Daimlers Elektropläne „Gar nicht schlecht, wenn ein Neuling die Lage aufmischt“

Daimler-Chef Ola Källenius sieht sich durch Elektroauto-Marktführer Tesla angespornt. Im mm-Interview fordert er mehr staatliche Unterstützung für den Technologiewandel
Gemeinschaftsaufgabe: Daimler-Boss Ola Källenius findet, E-Mobilität brauche die Hilfe des Staats.

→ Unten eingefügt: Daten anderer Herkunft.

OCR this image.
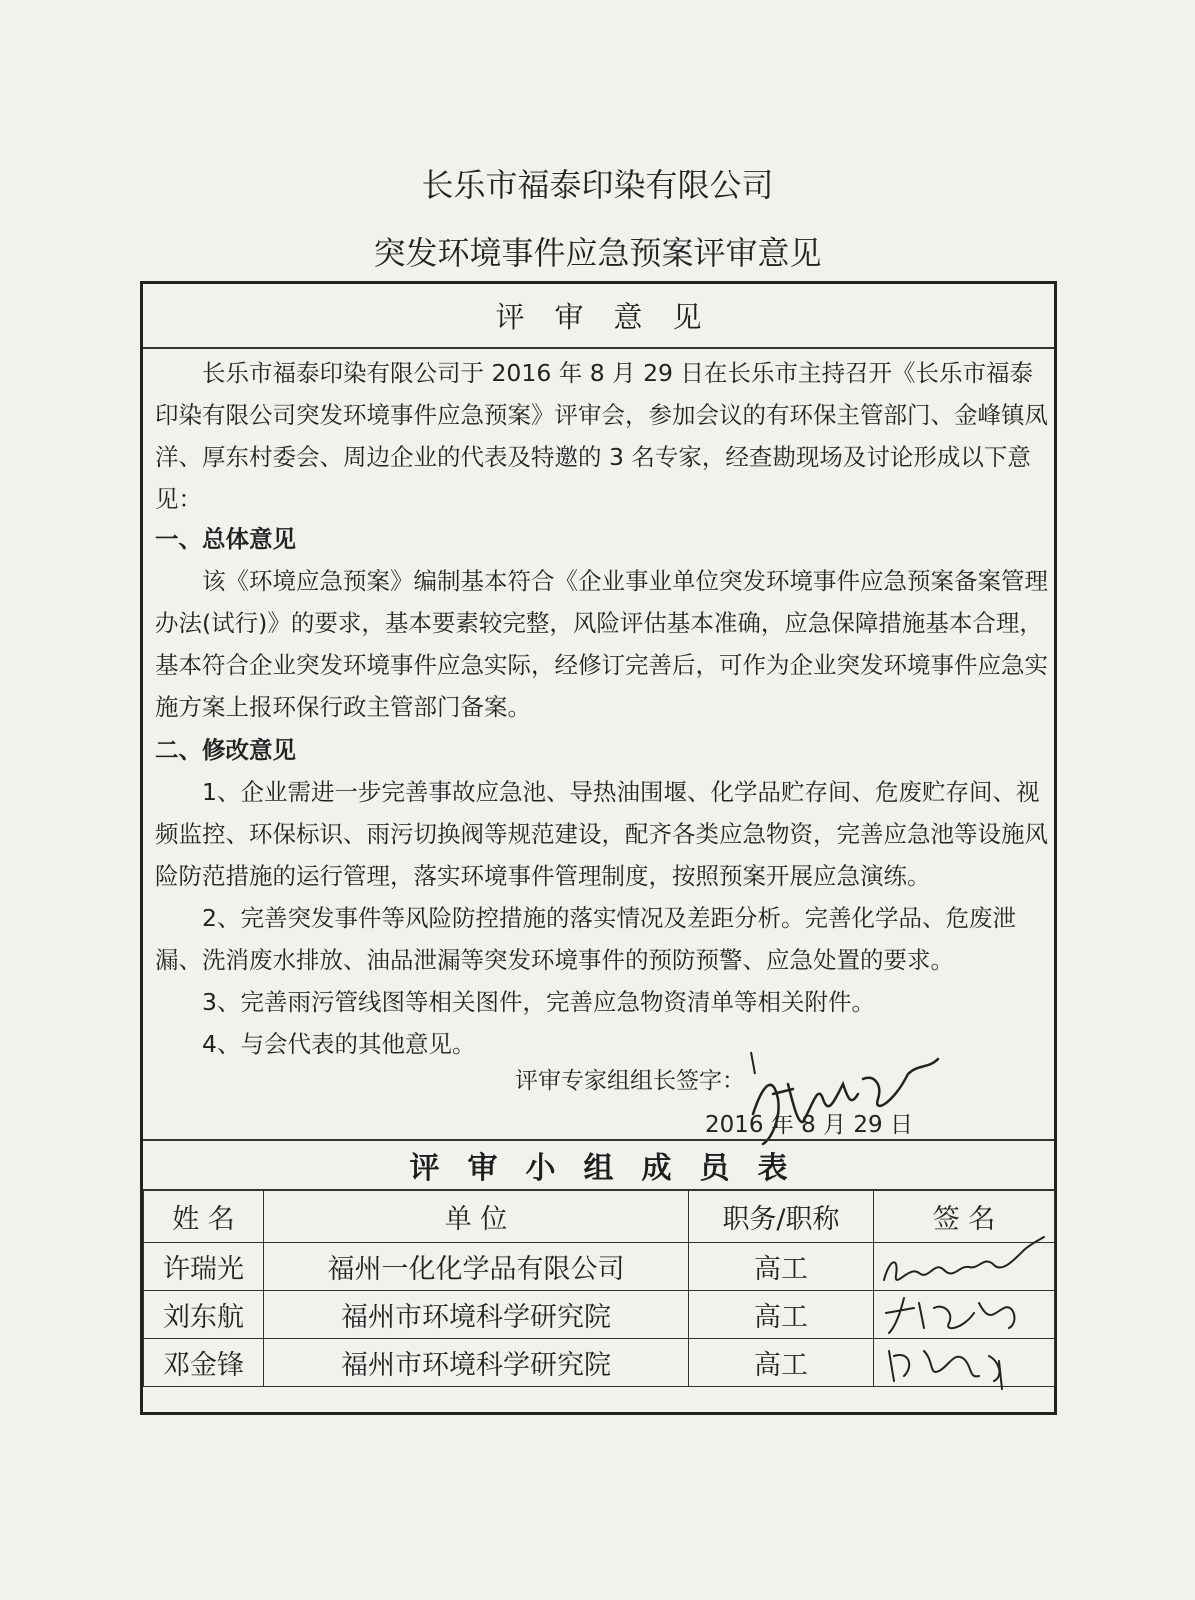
长乐市福泰印染有限公司
突发环境事件应急预案评审意见
评审意见

长乐市福泰印染有限公司于 2016 年 8 月 29 日在长乐市主持召开《长乐市福泰印染有限公司突发环境事件应急预案》评审会，参加会议的有环保主管部门、金峰镇凤洋、厚东村委会、周边企业的代表及特邀的 3 名专家，经查勘现场及讨论形成以下意见：

一、总体意见

该《环境应急预案》编制基本符合《企业事业单位突发环境事件应急预案备案管理办法(试行)》的要求，基本要素较完整，风险评估基本准确，应急保障措施基本合理，基本符合企业突发环境事件应急实际，经修订完善后，可作为企业突发环境事件应急实施方案上报环保行政主管部门备案。

二、修改意见

1、企业需进一步完善事故应急池、导热油围堰、化学品贮存间、危废贮存间、视频监控、环保标识、雨污切换阀等规范建设，配齐各类应急物资，完善应急池等设施风险防范措施的运行管理，落实环境事件管理制度，按照预案开展应急演练。

2、完善突发事件等风险防控措施的落实情况及差距分析。完善化学品、危废泄漏、洗消废水排放、油品泄漏等突发环境事件的预防预警、应急处置的要求。

3、完善雨污管线图等相关图件，完善应急物资清单等相关附件。

4、与会代表的其他意见。

评审专家组组长签字：
2016 年 8 月 29 日
评审小组成员表
姓 名	单 位	职务/职称	签 名
许瑞光	福州一化化学品有限公司	高工	

刘东航	福州市环境科学研究院	高工	

邓金锋	福州市环境科学研究院	高工	
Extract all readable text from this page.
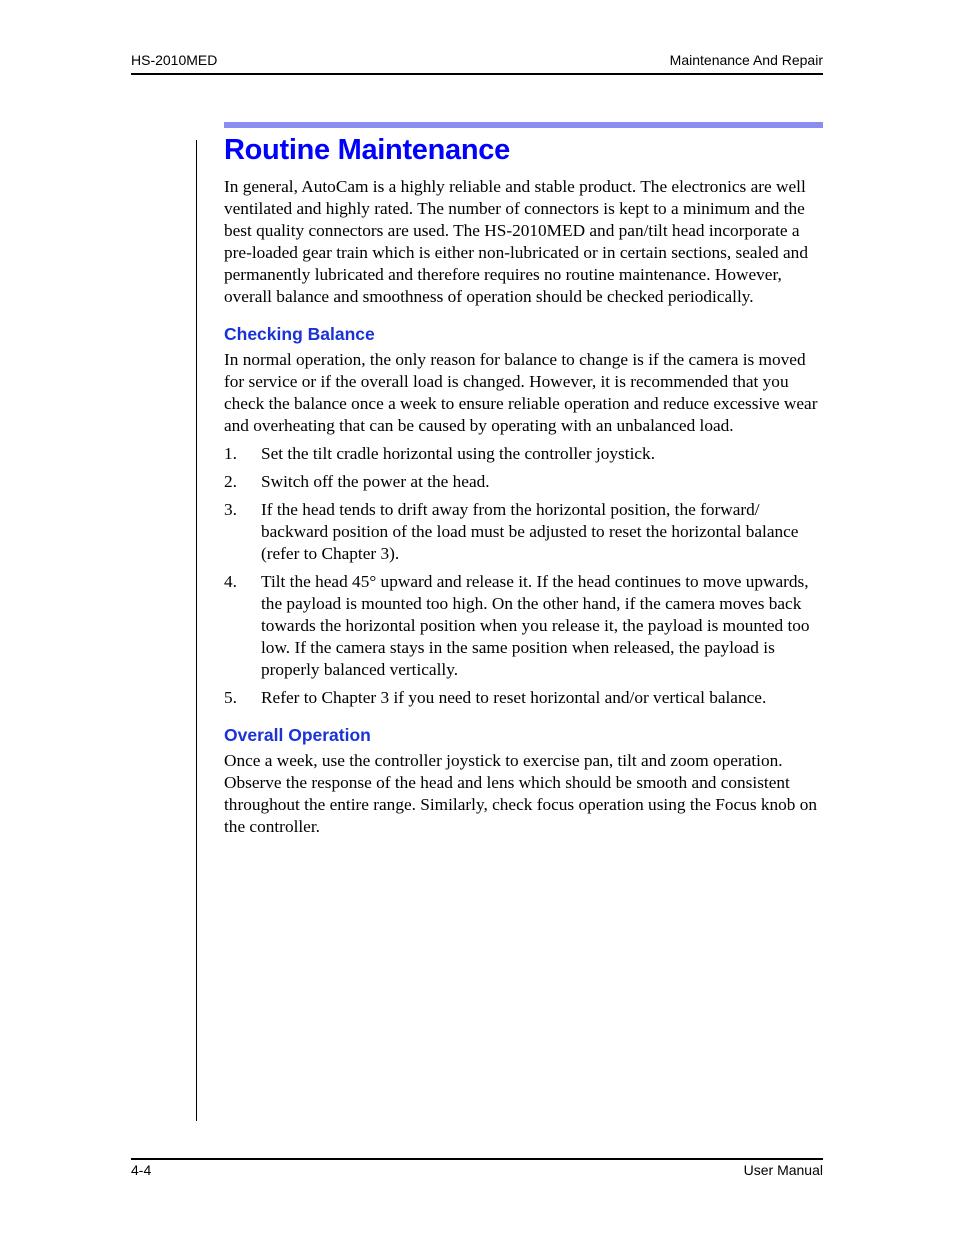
HS-2010MED	Maintenance And Repair
Routine Maintenance

In general, AutoCam is a highly reliable and stable product. The electronics are well ventilated and highly rated. The number of connectors is kept to a minimum and the best quality connectors are used. The HS-2010MED and pan/tilt head incorporate a pre-loaded gear train which is either non-lubricated or in certain sections, sealed and permanently lubricated and therefore requires no routine maintenance. However, overall balance and smoothness of operation should be checked periodically.

Checking Balance

In normal operation, the only reason for balance to change is if the camera is moved for service or if the overall load is changed. However, it is recommended that you check the balance once a week to ensure reliable operation and reduce excessive wear and overheating that can be caused by operating with an unbalanced load.

1. Set the tilt cradle horizontal using the controller joystick.
2. Switch off the power at the head.
3. If the head tends to drift away from the horizontal position, the forward/ backward position of the load must be adjusted to reset the horizontal balance (refer to Chapter 3).
4. Tilt the head 45° upward and release it. If the head continues to move upwards, the payload is mounted too high. On the other hand, if the camera moves back towards the horizontal position when you release it, the payload is mounted too low. If the camera stays in the same position when released, the payload is properly balanced vertically.
5. Refer to Chapter 3 if you need to reset horizontal and/or vertical balance.
Overall Operation

Once a week, use the controller joystick to exercise pan, tilt and zoom operation. Observe the response of the head and lens which should be smooth and consistent throughout the entire range. Similarly, check focus operation using the Focus knob on the controller.

4-4	User Manual
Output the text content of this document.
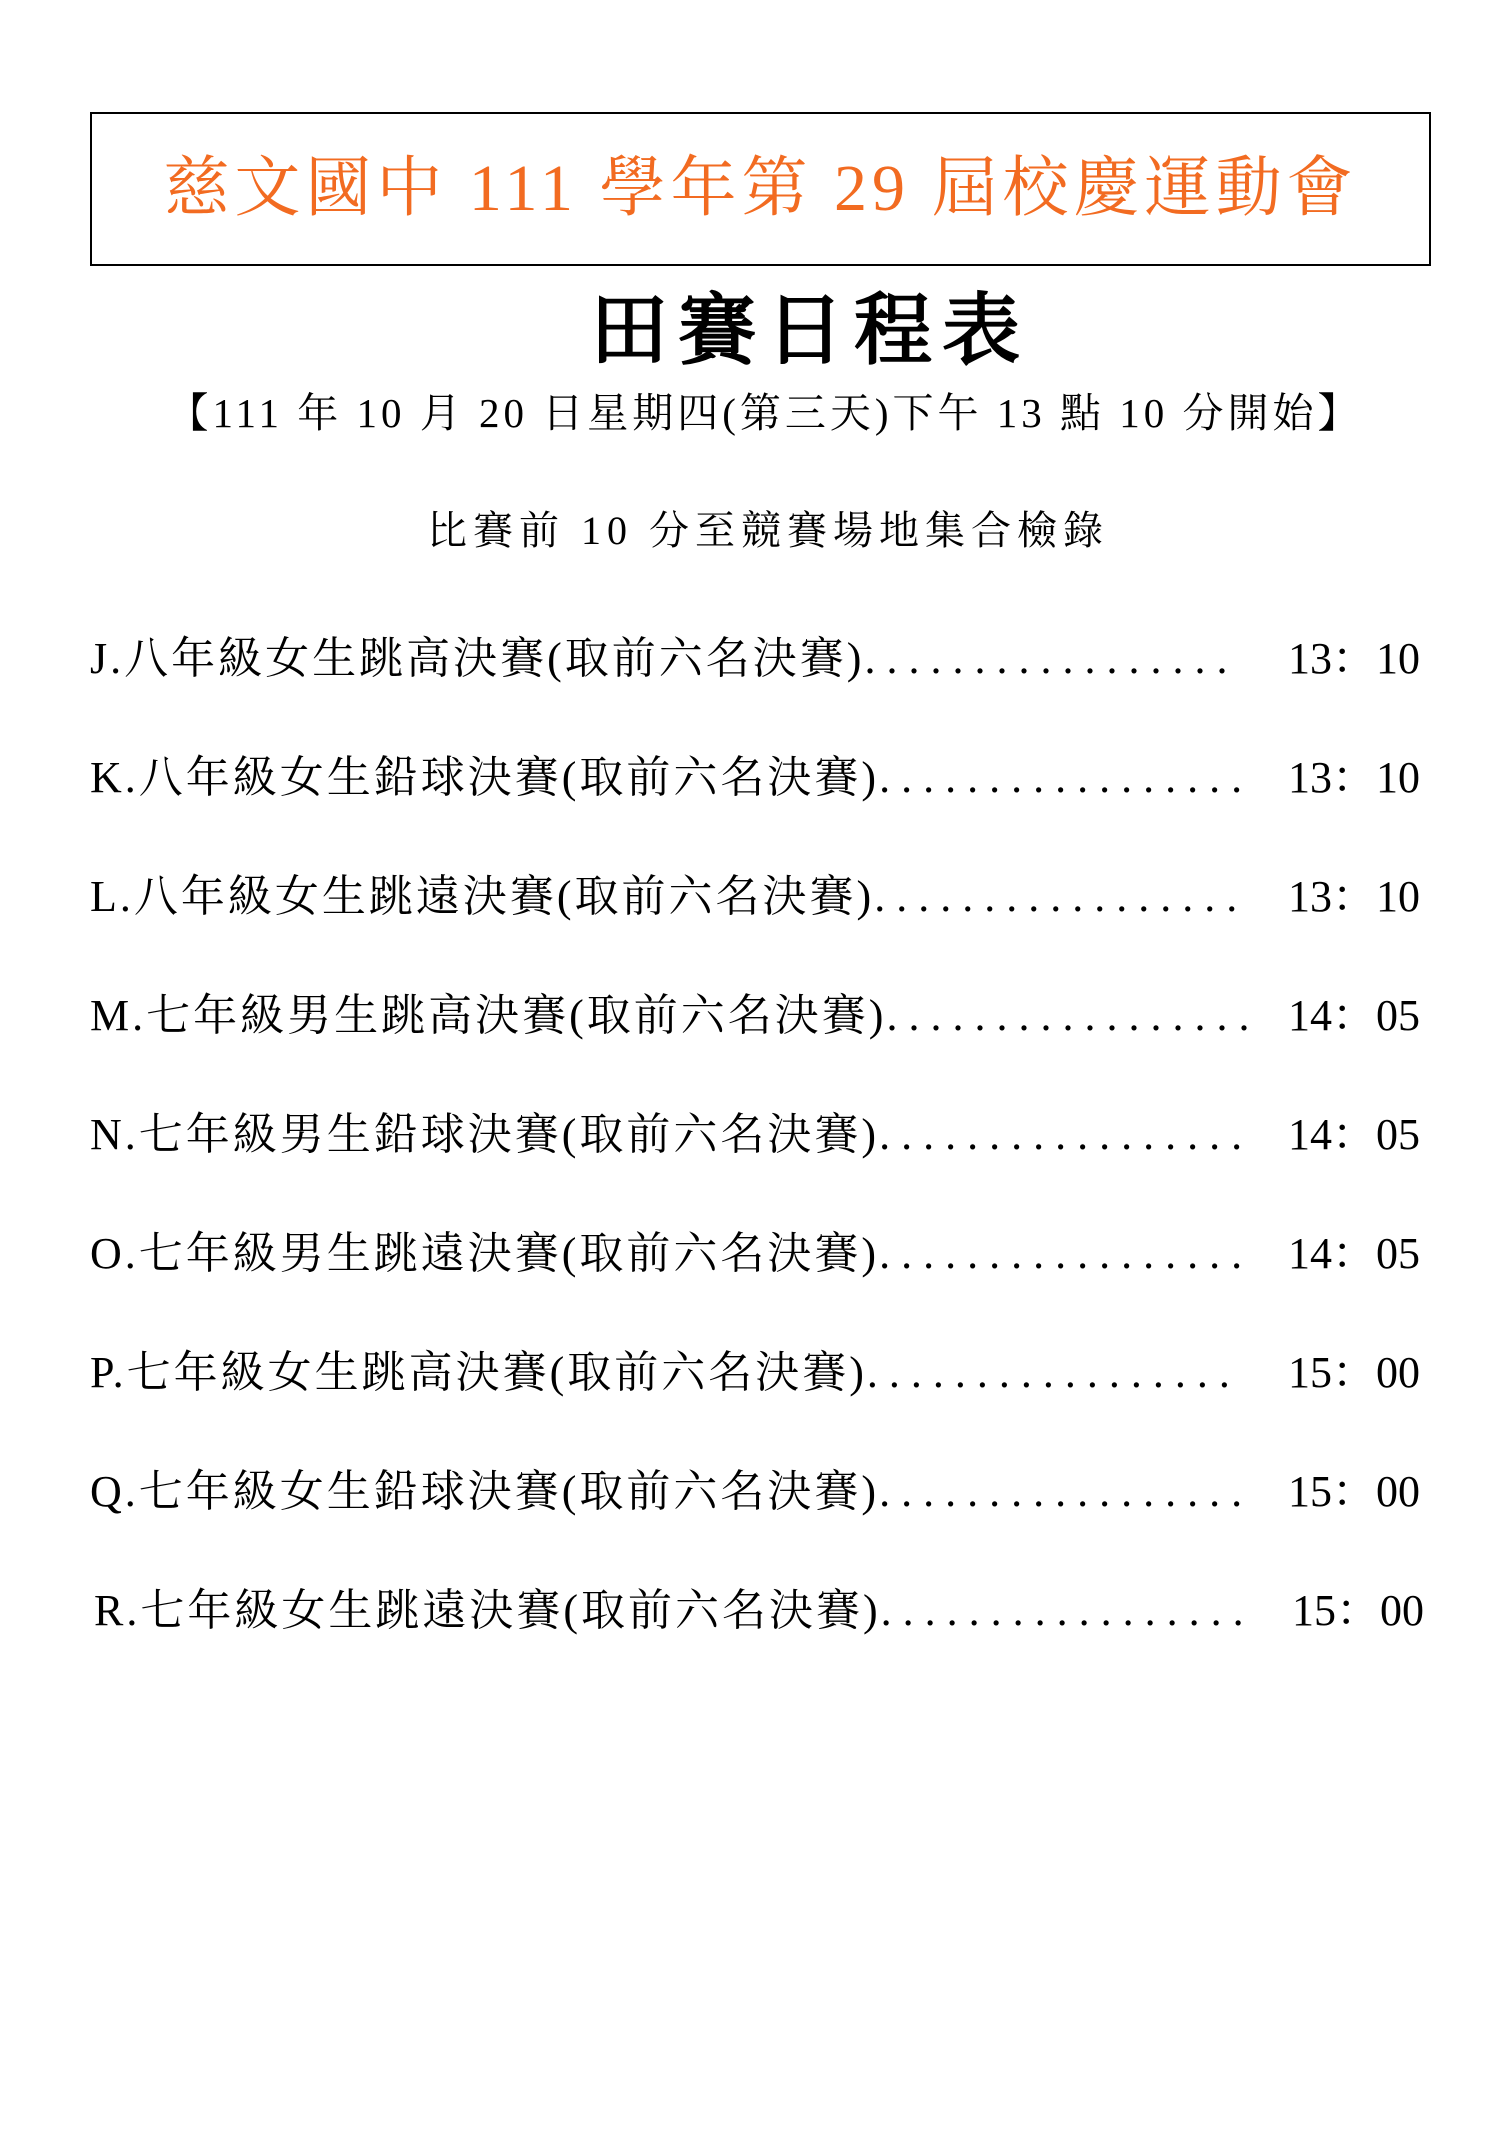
慈文國中 111 學年第 29 屆校慶運動會
田賽日程表
【111 年 10 月 20 日星期四(第三天)下午 13 點 10 分開始】
比賽前 10 分至競賽場地集合檢錄
J.八年級女生跳高決賽(取前六名決賽) ................. 13：10
K.八年級女生鉛球決賽(取前六名決賽) ................. 13：10
L.八年級女生跳遠決賽(取前六名決賽) ................. 13：10
M.七年級男生跳高決賽(取前六名決賽) ................. 14：05
N.七年級男生鉛球決賽(取前六名決賽) ................. 14：05
O.七年級男生跳遠決賽(取前六名決賽) ................. 14：05
P.七年級女生跳高決賽(取前六名決賽) ................. 15：00
Q.七年級女生鉛球決賽(取前六名決賽) ................. 15：00
R.七年級女生跳遠決賽(取前六名決賽) ................. 15：00
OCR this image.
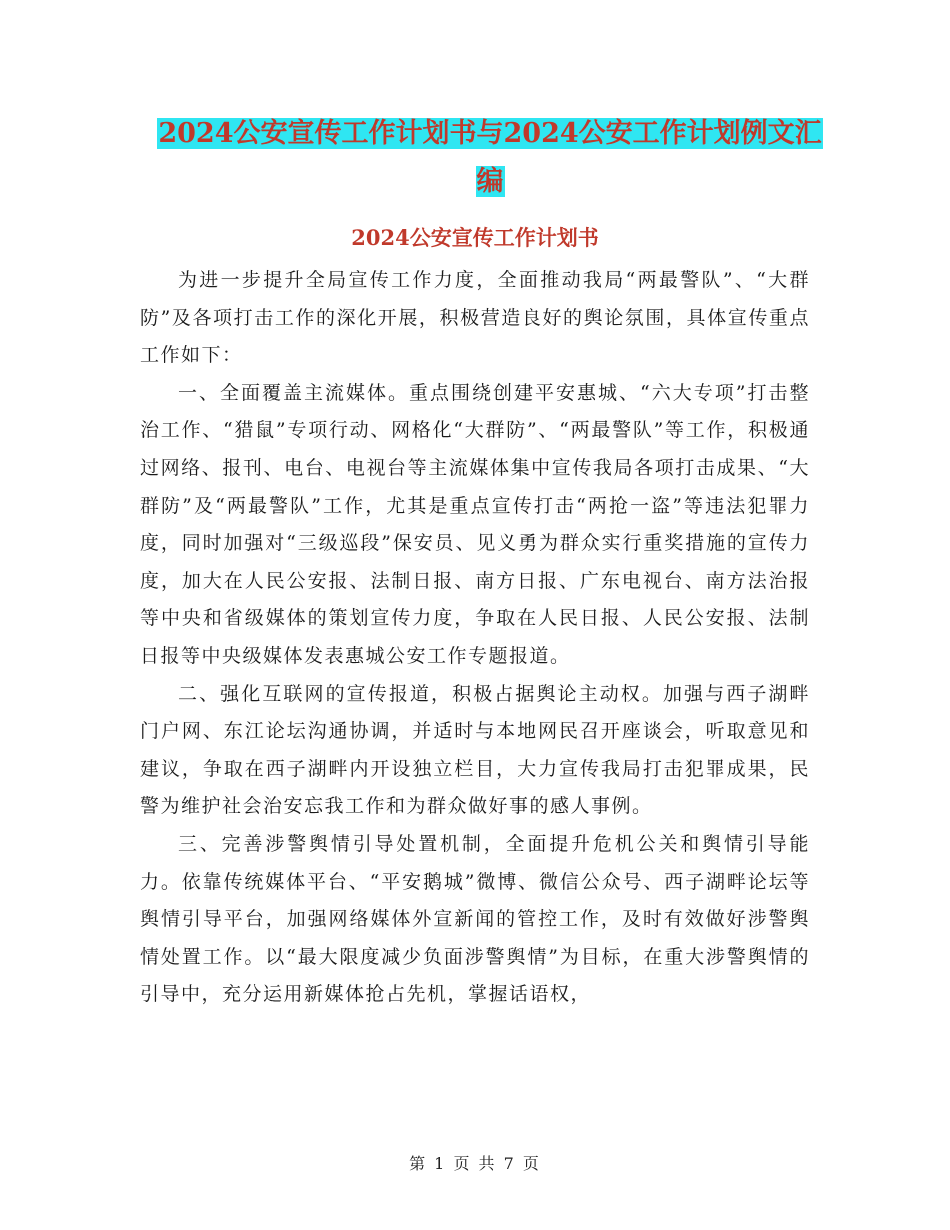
2024公安宣传工作计划书与2024公安工作计划例文汇编
2024公安宣传工作计划书

为进一步提升全局宣传工作力度，全面推动我局“两最警队”、“大群防”及各项打击工作的深化开展，积极营造良好的舆论氛围，具体宣传重点工作如下：

一、全面覆盖主流媒体。重点围绕创建平安惠城、“六大专项”打击整治工作、“猎鼠”专项行动、网格化“大群防”、“两最警队”等工作，积极通过网络、报刊、电台、电视台等主流媒体集中宣传我局各项打击成果、“大群防”及“两最警队”工作，尤其是重点宣传打击“两抢一盗”等违法犯罪力度，同时加强对“三级巡段”保安员、见义勇为群众实行重奖措施的宣传力度，加大在人民公安报、法制日报、南方日报、广东电视台、南方法治报等中央和省级媒体的策划宣传力度，争取在人民日报、人民公安报、法制日报等中央级媒体发表惠城公安工作专题报道。

二、强化互联网的宣传报道，积极占据舆论主动权。加强与西子湖畔门户网、东江论坛沟通协调，并适时与本地网民召开座谈会，听取意见和建议，争取在西子湖畔内开设独立栏目，大力宣传我局打击犯罪成果，民警为维护社会治安忘我工作和为群众做好事的感人事例。

三、完善涉警舆情引导处置机制，全面提升危机公关和舆情引导能力。依靠传统媒体平台、“平安鹅城”微博、微信公众号、西子湖畔论坛等舆情引导平台，加强网络媒体外宣新闻的管控工作，及时有效做好涉警舆情处置工作。以“最大限度减少负面涉警舆情”为目标，在重大涉警舆情的引导中，充分运用新媒体抢占先机，掌握话语权，

第 1 页 共 7 页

Gemeinschaftsaufgabe: Daimler-Boss Ola Källenius findet, E-Mobilität brauche die Hilfe des Staats.

Foto: Marijan Murat/ dpa

Daimler-Chef Ola Källenius fühlt sich durch den Erfolg des Elektroauto-Marktführers Tesla angespornt. "Vielleicht ist es gar nicht schlecht, wenn ein Neuling die Lage aufmischt", sagte er dem manager magazin . Besonders der Aktienkurs des US-Konkurrenten zeige, "welche Fantasie in der neuen Mobilität steckt. Wir müssen zulegen, das gilt auch für unsere  
Ingenieure." Tesla ist an der Börse aktuell gut sechsmal so viel wert wie Daimler.  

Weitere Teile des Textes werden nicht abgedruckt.